In the case of Rust, you tend to download toolchains through rustup and packages through cargo. These tools are different, but a user who wants to cache packages will most likely also want to cache toolchains.

Provide a way to cache both with the same software.
Provide both a full and a partial pull mirror mode at least.

A full mirror mode is required to fully distribute the load on the system, but small organization and individuals will probably lack the resources to store a full mirror of the main package repository, as they tend to be Terabytes in size (three years ago all of crates.io was about half a Terabyte).

Automatic syncing

Check for new versions of the packages and update the mirror.
Efficient syncing

Use an Rsync like method to allow to efficiently copy over an update to the mirror.
Consider providing a private package registry as part of the mirror

People who wish to run a mirror, will most likely also want to have a private package registry, making it simple to run a package registry alongside the mirror (maybe even making it part of the same project) is a great way to have people setup a mirror.
Big org wishlist

These are things only big organizations would want, so its probably best to not optimize for it very early, but keeping these things in mind is good:
- Filtering packages by license
  
  Many orgs are reluctant to use certain licenses
- Filter by tags (e.g. disallow unsafe Rust)
- Only allow manually vetted packages (specifically, new versions are not automatically synced)
  
  This would make new versions of a package behave like yanked crates in Rust.
- Add a review UI
  
  Lets you browse the source code of a package and diff it with a previous version. This would making auditing new versions of the used packages easier.

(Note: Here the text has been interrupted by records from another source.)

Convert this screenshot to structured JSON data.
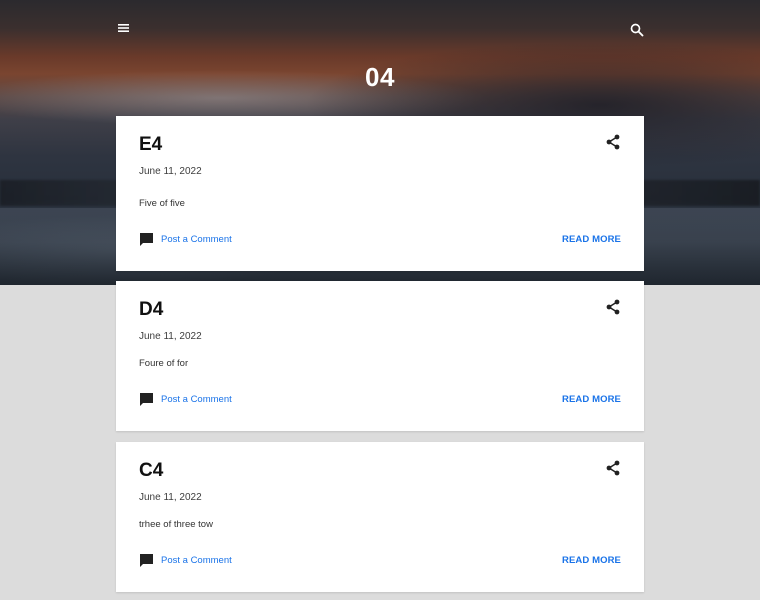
{
  "header": {
    "title": "04",
    "menu_icon": "menu-icon",
    "search_icon": "search-icon"
  },
  "posts": [
    {
      "title": "E4",
      "date": "June 11, 2022",
      "snippet": "Five of five",
      "comment_label": "Post a Comment",
      "read_more_label": "READ MORE"
    },
    {
      "title": "D4",
      "date": "June 11, 2022",
      "snippet": "Foure of for",
      "comment_label": "Post a Comment",
      "read_more_label": "READ MORE"
    },
    {
      "title": "C4",
      "date": "June 11, 2022",
      "snippet": "trhee of three tow",
      "comment_label": "Post a Comment",
      "read_more_label": "READ MORE"
    }
  ],
  "colors": {
    "link": "#1a73e8",
    "page_background": "#dcdcdc",
    "card_background": "#ffffff"
  }
}
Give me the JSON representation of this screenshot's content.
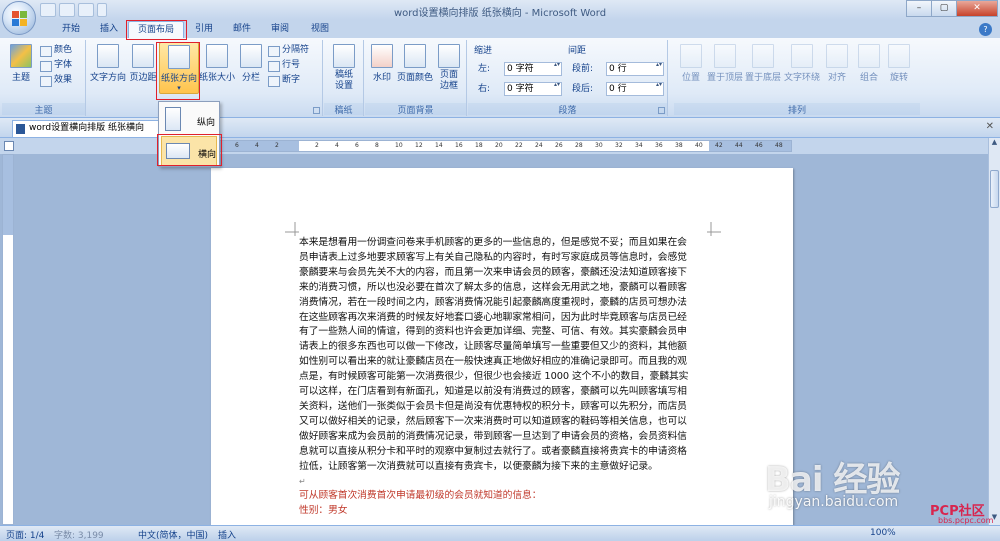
{
  "window": {
    "title": "word设置横向排版 纸张横向 - Microsoft Word"
  },
  "tabs": [
    {
      "label": "开始"
    },
    {
      "label": "插入"
    },
    {
      "label": "页面布局"
    },
    {
      "label": "引用"
    },
    {
      "label": "邮件"
    },
    {
      "label": "审阅"
    },
    {
      "label": "视图"
    }
  ],
  "ribbon": {
    "theme": {
      "big": "主题",
      "colors": "颜色",
      "fonts": "字体",
      "effects": "效果",
      "group": "主题"
    },
    "page_setup": {
      "text_direction": "文字方向",
      "margins": "页边距",
      "orientation": "纸张方向",
      "size": "纸张大小",
      "columns": "分栏",
      "breaks": "分隔符",
      "line_numbers": "行号",
      "hyphenation": "断字"
    },
    "draft": {
      "label": "稿纸设置",
      "group": "稿纸"
    },
    "background": {
      "watermark": "水印",
      "page_color": "页面颜色",
      "page_borders": "页面边框",
      "group": "页面背景"
    },
    "paragraph": {
      "indent": "缩进",
      "spacing": "间距",
      "left_label": "左:",
      "left_value": "0 字符",
      "right_label": "右:",
      "right_value": "0 字符",
      "before_label": "段前:",
      "before_value": "0 行",
      "after_label": "段后:",
      "after_value": "0 行",
      "group": "段落"
    },
    "arrange": {
      "position": "位置",
      "bring_front": "置于顶层",
      "send_back": "置于底层",
      "wrap": "文字环绕",
      "align": "对齐",
      "group_btn": "组合",
      "rotate": "旋转",
      "group": "排列"
    }
  },
  "orientation_menu": {
    "portrait": "纵向",
    "landscape": "横向"
  },
  "doc_tab": {
    "title": "word设置横向排版 纸张横向"
  },
  "document": {
    "lines": [
      "本来是想看用一份调查问卷来手机顾客的更多的一些信息的，但是感觉不妥；而且如果在会",
      "员申请表上过多地要求顾客写上有关自己隐私的内容时，有时写家庭成员等信息时，会感觉",
      "豪麟要来与会员先关不大的内容，而且第一次来申请会员的顾客，豪麟还没法知道顾客接下",
      "来的消费习惯，所以也没必要在首次了解太多的信息，这样会无用武之地，豪麟可以看顾客",
      "消费情况，若在一段时间之内，顾客消费情况能引起豪麟高度重视时，豪麟的店员可想办法",
      "在这些顾客再次来消费的时候友好地套口婆心地聊家常相问，因为此时毕竟顾客与店员已经",
      "有了一些熟人间的情谊，得到的资料也许会更加详细、完整、可信、有效。其实豪麟会员申",
      "请表上的很多东西也可以做一下修改，让顾客尽量简单填写一些重要但又少的资料，其他额",
      "如性别可以看出来的就让豪麟店员在一般快速真正地做好相应的准确记录即可。而且我的观",
      "点是，有时候顾客可能第一次消费很少，但很少也会接近 1000 这个不小的数目，豪麟其实",
      "可以这样，在门店看到有新面孔，知道是以前没有消费过的顾客，豪麟可以先叫顾客填写相",
      "关资料，送他们一张类似于会员卡但是尚没有优惠特权的积分卡，顾客可以先积分，而店员",
      "又可以做好相关的记录，然后顾客下一次来消费时可以知道顾客的鞋码等相关信息，也可以",
      "做好顾客来成为会员前的消费情况记录，带到顾客一旦达到了申请会员的资格，会员资料信",
      "息就可以直接从积分卡和平时的观察中复制过去就行了。或者豪麟直接将贵宾卡的申请资格",
      "拉低，让顾客第一次消费就可以直接有贵宾卡，以便豪麟为接下来的主意做好记录。"
    ],
    "red_line_1": "可从顾客首次消费首次申请最初级的会员就知道的信息：",
    "red_line_2": "性别：男女"
  },
  "ruler_ticks": [
    "6",
    "4",
    "2",
    "",
    "2",
    "4",
    "6",
    "8",
    "10",
    "12",
    "14",
    "16",
    "18",
    "20",
    "22",
    "24",
    "26",
    "28",
    "30",
    "32",
    "34",
    "36",
    "38",
    "40",
    "42",
    "44",
    "46",
    "48"
  ],
  "status": {
    "page": "页面: 1/4",
    "words": "字数: 3,199",
    "lang": "中文(简体，中国)",
    "mode": "插入",
    "zoom": "100%"
  },
  "watermark": {
    "logo": "Bai  经验",
    "url": "jingyan.baidu.com",
    "pc": "PCP社区",
    "site": "bbs.pcpc.com"
  },
  "colors": {
    "ribbon_bg": "#dfeaf7",
    "highlight": "#ffc44d",
    "annotation_red": "#e0202c",
    "workspace": "#9fb7d7"
  }
}
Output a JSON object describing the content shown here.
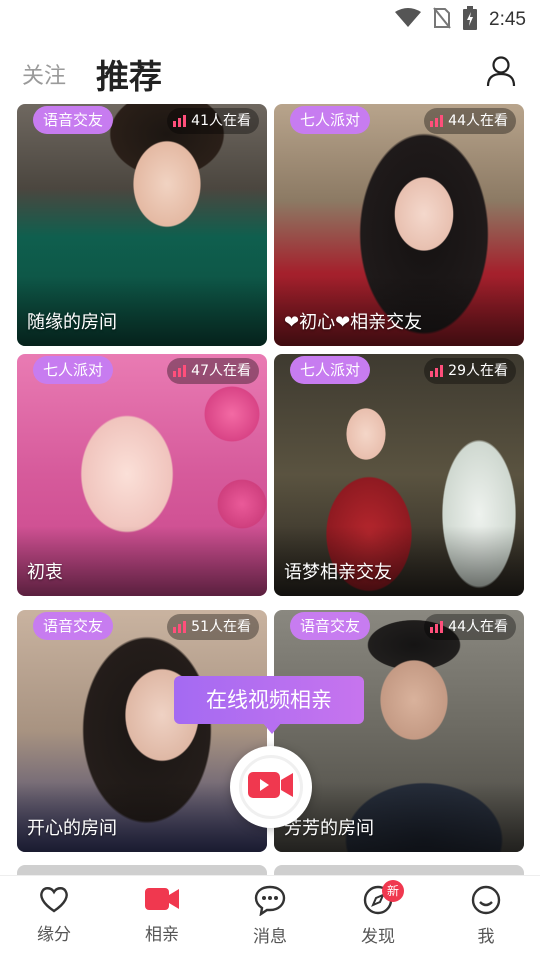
{
  "status_bar": {
    "time": "2:45"
  },
  "header": {
    "tabs": [
      {
        "label": "关注",
        "active": false
      },
      {
        "label": "推荐",
        "active": true
      }
    ]
  },
  "rooms": [
    {
      "tag": "语音交友",
      "viewers": "41人在看",
      "name": "随缘的房间"
    },
    {
      "tag": "七人派对",
      "viewers": "44人在看",
      "name": "❤初心❤相亲交友"
    },
    {
      "tag": "七人派对",
      "viewers": "47人在看",
      "name": "初衷"
    },
    {
      "tag": "七人派对",
      "viewers": "29人在看",
      "name": "语梦相亲交友"
    },
    {
      "tag": "语音交友",
      "viewers": "51人在看",
      "name": "开心的房间"
    },
    {
      "tag": "语音交友",
      "viewers": "44人在看",
      "name": "芳芳的房间"
    }
  ],
  "video_promo": {
    "label": "在线视频相亲"
  },
  "bottom_nav": [
    {
      "label": "缘分",
      "icon": "heart-icon"
    },
    {
      "label": "相亲",
      "icon": "video-camera-icon"
    },
    {
      "label": "消息",
      "icon": "chat-bubble-icon"
    },
    {
      "label": "发现",
      "icon": "compass-icon",
      "badge": "新"
    },
    {
      "label": "我",
      "icon": "smile-icon"
    }
  ],
  "colors": {
    "accent_pink": "#f0384f",
    "tag_purple": "#c77cf0",
    "promo_purple": "#a46af2"
  }
}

Once you've done this and the ecosystem has adepted to using mirrors, you can consider setting heavy limits on your main package registry. E.g. you can only do ten downloads of a specific package version and only 10k different packages downloads per hour. Assuming your package manager caches the packages locally, you can be sure only CI systems and orgs with many developers using the same IP will be hitting these limits. These orgs are probably able to host their own private mirror and would benefit from having a faster connection while reducing the load on public infrastructure.

Conclusion

I feel like we've forgotten about mirrors in the chase of scale. A programming language's main package registry shouldn't handle Petabytes of data monthly, we should distribute the load among that use it.

The biggest culprits are public CI systems like GitHub actions and organizations with private CI systems or a large team of developers. In either case, they have the resources to setup a mirror and reduce the load on public infrastructure like the main package repository of a programming language.

If you are building a new package repository, consider providing tools to mirror it, it might help reduce the load on your repo and justify aggressive rate limiting to keep your infrastructure costs down.

I want the small web to be healthy and providing tools to reduce the load on the public infrastructure seems like the best way I can help.